PREMIERE

TRIER. Was ist der Mensch, seine Biografie, seine Gefühle, seine Individualität noch wert in einer ökonomisierten Gesellschaft, für die nur der Nutzwert seiner Arbeit zählt? Der Berliner Autor Falk Richter stellt sich dieser Frage mit einem Trumm von Theaterstück, das im Trierer Studio atemberaubend in Szene gesetzt wird.
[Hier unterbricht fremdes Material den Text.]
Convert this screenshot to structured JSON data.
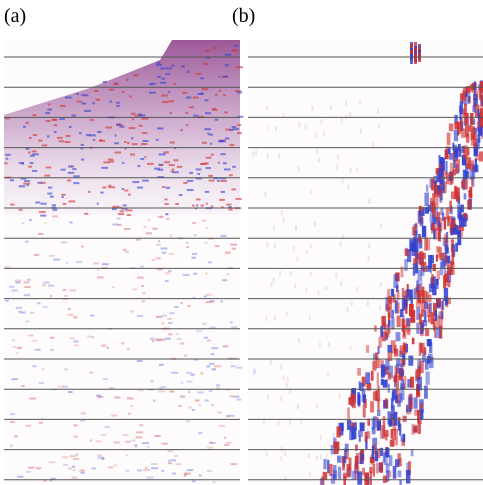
{
  "panels": [
    {
      "label": "(a)"
    },
    {
      "label": "(b)"
    }
  ]
}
 Umzingelt von seinen "Coaches" (Alexander Ourth, links, und Frédéric Frenay): Paul Niemand (Jean Paul Maes). Das Bühnenbild stammt aus dem Luxemburger Kapuzinertheater, mit dem "Unter Eis" koproduziert wurde. Foto: Theater

Umzingelt von seinen "Coaches" (Alexander Ourth, links, und Frédéric Frenay): Paul Niemand (Jean Paul Maes). Das Bühnenbild stammt aus dem Luxemburger Kapuzinertheater, mit dem "Unter Eis" koproduziert wurde. Foto: Theater

Nun hat's ihn erwischt, den Paul Niemand. Jahrelang hat er als Top-Berater bei der Firma "Outsourcing Unlimited" die Rationalisierungspläne ausgearbeitet und die Entlassungslisten zusammengestellt. Und jetzt sitzen ihm zwei jungdynamische Consulting-Kollegen im Genick und beweisen ihm, dass seine eigene "personal effectiveness" nicht mehr dem für eine Weiterbeschäftigung erforderlichen Standard entspricht. Sie mobben ihn nach allen Regeln der Kunst aus dem Laden, müssen aber am Ende feststellen, dass ihnen über kurz oder lang ein ähnliches Schicksal blüht. Diese nüchterne Inhaltsangabe klingt nach einem "Fernsehspiel der Woche". Aber Falk Richters Stück "Unter Eis" ist etwas völlig anderes. Denn Paul Niemand ist längst nicht mehr in der gleichen Welt wie seine Widersacher. Er ist eingetaucht in seine eigene, kaputte Biografie, spürt seiner Kindheit in einem wirren Elternhaus nach und den eigenen, einsamen Kinderfantasien. Und er revanchiert sich, indem er den Start von Flugzeugen verzögert, weil er nach dem Einchecken einfach dem Flieger fern bleibt. "Man bemerkt mich nur, wenn ich abwesend bin", sagt er. Zwischen seiner Welt und der seiner beiden Personalmanager ist keine Verständigung mehr möglich. Es gibt keine gemeinsame Sprache. Das Consulting-Duo ist längst entschwunden im Kauderwelsch aus Meetings, Feedback, Zeitmanagement, Kreativitäts-Training, Kundenbewusstsein, Markenorientierung, "Pressure Handling", hinter dem sich doch nur eines verbirgt: die Arbeitskraft des Einzelnen so optimal wie möglich für den Verwertungsprozess nutzbar zu machen. Selbst Freizeitgestaltung und Beziehungen werden Trainingsprogrammen unterworfen, weil unglückliche Mitarbeiter eben weniger Leistung generieren können. Richters sprachliche Beobachtungsgabe ist phänomenal. Das geht bis hin zu einer zynischen Art von Kabarett, wenn Frédéric Frenay in einem brillant gespielten Schnellkurs die Logik moderner Personalführung und Entscheidungsstrukturen umreißt, die darin gipfelt, dass der ideale Mitarbeiter, wenn seine Leistungsfähigkeit nachlässt, sich freiwillig verabschiedet, um nicht den Erfolg des Unternehmens zu gefährden. Da bleibt einem das Lachen im Hals stecken, weil zwischen Absurdität und Realität nur noch eine winzige Lücke klafft. Es geht aber auch saukomisch zu, etwa wenn der starke Alexander Ourth das auf "Bedürfnis-Research" basierende Betriebskulturprogramm vorstellt.Den Verstand verloren und gerade deshalb Mensch

Herausragend Jean Paul Maes als Paul Niemand, schon von der Körpersprache her eine Fleisch gewordene Irritation. Einer, der den Verstand verloren hat angesichts all der Zumutungen - und gerade deshalb einziger Mensch unter Charaktermasken. Beeindruckend Joe Jakobi als kindliches Alter Ego. Weil dieses Stück eigentlich nur aus Wortkaskaden besteht, ist es mordsmäßig schwer zu spielen und nur mit hohem Risiko zu inszenieren. Renate Ourth überzeugt mit klaren Strukturen, ausgetüftelten Klang- und Bildimpressionen und einer sehr stringenten Schauspielerführung. Langer Beifall, sichtlich beeindruckte Besucher. Kein gemütlicher Abend, aber allemal ein lohnenswerter. Vorstellungen am 15. und 21. März im Studio.